Member of the Pennsylvania House of Representatives from the 192nd district
- In office January 7, 1969 – November 30, 1978
- Preceded by: District Created
- Succeeded by: Nick Pucciarelli

Member of the Pennsylvania House of Representatives from the Philadelphia County district
- In office 1965–1968

Personal details
- Born: July 27, 1913 Ozone Park, Queens, New York
- Died: August 15, 1990 (aged 77) Wynnewood, Pennsylvania
- Party: Democratic
- Spouse: William J. Kelly

= Anita Palermo Kelly =

American politician

Anita Palermo Kelly (July 27, 1913 – August 15, 1990) was a former Democratic member of the Pennsylvania House of Representatives from Philadelphia County. She became known for her advocacy work on behalf of people with disabilities and health concerns, as well as senior citizens.
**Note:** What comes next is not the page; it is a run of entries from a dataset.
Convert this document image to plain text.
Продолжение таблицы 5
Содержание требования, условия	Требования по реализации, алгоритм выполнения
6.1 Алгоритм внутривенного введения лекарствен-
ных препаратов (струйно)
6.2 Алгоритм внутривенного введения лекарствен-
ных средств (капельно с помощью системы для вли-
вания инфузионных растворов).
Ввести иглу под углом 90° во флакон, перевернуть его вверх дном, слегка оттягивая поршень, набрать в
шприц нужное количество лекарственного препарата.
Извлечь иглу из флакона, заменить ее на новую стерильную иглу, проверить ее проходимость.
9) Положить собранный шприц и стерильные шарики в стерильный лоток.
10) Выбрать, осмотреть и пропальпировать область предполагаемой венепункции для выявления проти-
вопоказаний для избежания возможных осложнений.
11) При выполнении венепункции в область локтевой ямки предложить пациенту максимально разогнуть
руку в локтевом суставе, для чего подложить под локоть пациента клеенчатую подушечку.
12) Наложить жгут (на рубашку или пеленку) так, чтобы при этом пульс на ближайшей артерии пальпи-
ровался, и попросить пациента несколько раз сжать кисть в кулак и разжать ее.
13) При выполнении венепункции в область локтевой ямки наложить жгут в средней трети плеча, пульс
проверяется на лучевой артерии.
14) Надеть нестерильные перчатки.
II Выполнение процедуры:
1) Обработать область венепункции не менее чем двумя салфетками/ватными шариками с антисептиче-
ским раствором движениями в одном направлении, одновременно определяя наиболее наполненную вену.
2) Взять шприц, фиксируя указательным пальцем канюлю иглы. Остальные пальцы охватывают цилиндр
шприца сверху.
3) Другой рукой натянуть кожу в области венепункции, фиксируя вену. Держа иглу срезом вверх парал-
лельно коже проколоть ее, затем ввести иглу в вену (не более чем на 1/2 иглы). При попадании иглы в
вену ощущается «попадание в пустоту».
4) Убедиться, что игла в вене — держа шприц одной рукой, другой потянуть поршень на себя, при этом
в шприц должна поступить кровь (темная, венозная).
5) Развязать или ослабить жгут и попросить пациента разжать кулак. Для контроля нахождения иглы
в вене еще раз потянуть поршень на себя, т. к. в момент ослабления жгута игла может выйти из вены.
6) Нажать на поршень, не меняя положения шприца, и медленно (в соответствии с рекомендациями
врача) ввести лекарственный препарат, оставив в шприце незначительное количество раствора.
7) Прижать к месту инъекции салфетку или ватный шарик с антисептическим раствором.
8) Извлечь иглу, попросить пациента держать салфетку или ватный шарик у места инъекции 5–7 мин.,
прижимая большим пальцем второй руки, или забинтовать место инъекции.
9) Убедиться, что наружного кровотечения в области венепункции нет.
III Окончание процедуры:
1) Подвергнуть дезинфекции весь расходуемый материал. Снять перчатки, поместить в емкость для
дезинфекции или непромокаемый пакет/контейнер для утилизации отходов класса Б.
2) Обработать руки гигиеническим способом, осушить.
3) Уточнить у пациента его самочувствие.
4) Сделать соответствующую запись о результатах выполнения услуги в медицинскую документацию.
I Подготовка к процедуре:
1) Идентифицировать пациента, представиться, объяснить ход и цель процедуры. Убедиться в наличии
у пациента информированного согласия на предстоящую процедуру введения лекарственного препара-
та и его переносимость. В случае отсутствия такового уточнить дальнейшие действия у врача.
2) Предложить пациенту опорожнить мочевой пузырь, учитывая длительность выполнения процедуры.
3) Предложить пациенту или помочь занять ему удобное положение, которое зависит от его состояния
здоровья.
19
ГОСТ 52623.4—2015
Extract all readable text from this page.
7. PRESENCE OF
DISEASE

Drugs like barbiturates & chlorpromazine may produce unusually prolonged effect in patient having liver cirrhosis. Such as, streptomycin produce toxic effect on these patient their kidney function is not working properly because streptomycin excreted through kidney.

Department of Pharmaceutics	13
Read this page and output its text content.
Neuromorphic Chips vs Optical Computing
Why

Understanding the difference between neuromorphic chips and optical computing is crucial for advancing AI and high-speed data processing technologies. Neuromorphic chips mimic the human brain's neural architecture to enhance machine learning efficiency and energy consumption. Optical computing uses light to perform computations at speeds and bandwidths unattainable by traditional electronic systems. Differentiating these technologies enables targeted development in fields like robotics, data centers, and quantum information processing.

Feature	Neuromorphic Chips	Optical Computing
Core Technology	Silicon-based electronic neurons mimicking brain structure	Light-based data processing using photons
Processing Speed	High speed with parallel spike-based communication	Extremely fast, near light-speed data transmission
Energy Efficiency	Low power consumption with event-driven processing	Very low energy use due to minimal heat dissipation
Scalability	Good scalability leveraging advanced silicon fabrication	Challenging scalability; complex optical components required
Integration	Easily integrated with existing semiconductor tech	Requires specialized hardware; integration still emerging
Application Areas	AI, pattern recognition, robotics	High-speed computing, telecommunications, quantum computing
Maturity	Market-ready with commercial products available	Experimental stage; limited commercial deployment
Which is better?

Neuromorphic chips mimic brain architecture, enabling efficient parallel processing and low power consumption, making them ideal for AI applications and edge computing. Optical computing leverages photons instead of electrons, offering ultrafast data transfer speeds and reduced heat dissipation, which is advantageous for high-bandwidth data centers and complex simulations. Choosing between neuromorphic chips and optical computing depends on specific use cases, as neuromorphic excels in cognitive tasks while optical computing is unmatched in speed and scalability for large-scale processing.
Self-described as "Mother Hubbard" during her legislative years, she was praised by former colleagues, at the time of her death, as "a motherly figure" and "everybody's mom." According to Bob Brady, former U.S. Congressman and chair of Philadelphia's Democratic Party:
"She was as warm as could be. Everything was personal with her. Every constituent who had a problem, she would have him come down and sit in her kitchen. All you had to do is knock on her door, and she'd let you in."

==Formative years==
Born in Ozone Park, Queens, New York on July 27, 1913, Anita P. Kelly graduated from John Adams High School, and then pursued additional academic studies overseas before returning to the United States.

Her husband was The Honorable William J. Kelly, who preceded her in death.

==Career==
Employed as a currency counter by the Federal Reserve Bank for thirteen years, Kelly was also active in politics, serving as a member of the 34th Ward's Democratic Executive Committee for twenty-six years.

On November 5, 1963, she won a special election to fill a vacancy in the Pennsylvania House of Representatives that had been created by her husband's death in July of that year. She was sworn in on December 4. She was then re-elected to serve seven additional terms, during which time she became vice chair and then chair of the House's Health and Welfare Committee. Kelly's committee ultimately recommended that a grand jury be empanelled and the Department of Justice become involved in further investigations of the matter.

In 1968, Kelly became a vocal and visible advocate for the passage of House Bill 1223 to ensure that chiropractors could receive payment from insurance plans for the medical services they provided to patients with chronic pain and other medical conditions. In 1969, she served as a member of the Agriculture and Dairy Industries Committee, as vice chair of the Health and Welfare Committee, and as a member of the Professional Licensure Committee. That same year, she chaired a series of four public hearings which investigated the licensing of four flat tracks by the Pennsylvania Horse Racing Commission to determine why none of the licenses were issued to any racing businesses located in western Pennsylvania.

A sponsor of legislation to improve the quality of life for people with developmental disabilities, Kelly also worked to pass legislation that would provide support for people with kidney disease who needed financial assistance in paying for kidney dialysis. In 1973, she co-sponsored legislation with Rep. Thomas Fee to improve the quality of medical care available to Pennsylvanians and address the growing shortage of doctors across the Commonwealth of Pennsylvania by improving training requirements for physicians' assistants in order to enable those healthcare professionals to perform a wider range of medical procedures under the supervision of qualified physicians. In 1975, she advocated for the passage of House Bill 1020 to support adults with disabilities by improving working conditions in sheltered workshops and by providing financial assistance for transportation expenditures and the costs of lunch incurred on school or work days.

After fifteen years of service in the House, she decided against running again for the 1979 term, and retired from the legislature in order to devote more time to her volunteer work.

===Awards===
Kelly was a recipient of multiple awards during her lifetime, including the:
- Humanitarian Award, Chapel of the Four Chaplains; and
- Star of Solidarity, Republic of Italy.

==Later years==
Following her legislative career, Kelly remained active in public service, volunteering at the Edith R. Rudolphy Residence for the Blind in West Philadelphia. Described as "a tireless fundraiser" for the facility, she also organized recreational trips for residents.

==Death and interment==
Kelly died from cancer at the age of seventy-seven on August 15, 1990, in Lankenau Hospital in Lower Merion Township in Montgomery County, Pennsylvania, and was interred in the Fernwood Cemetery and Mausoleum in Delaware County, Pennsylvania.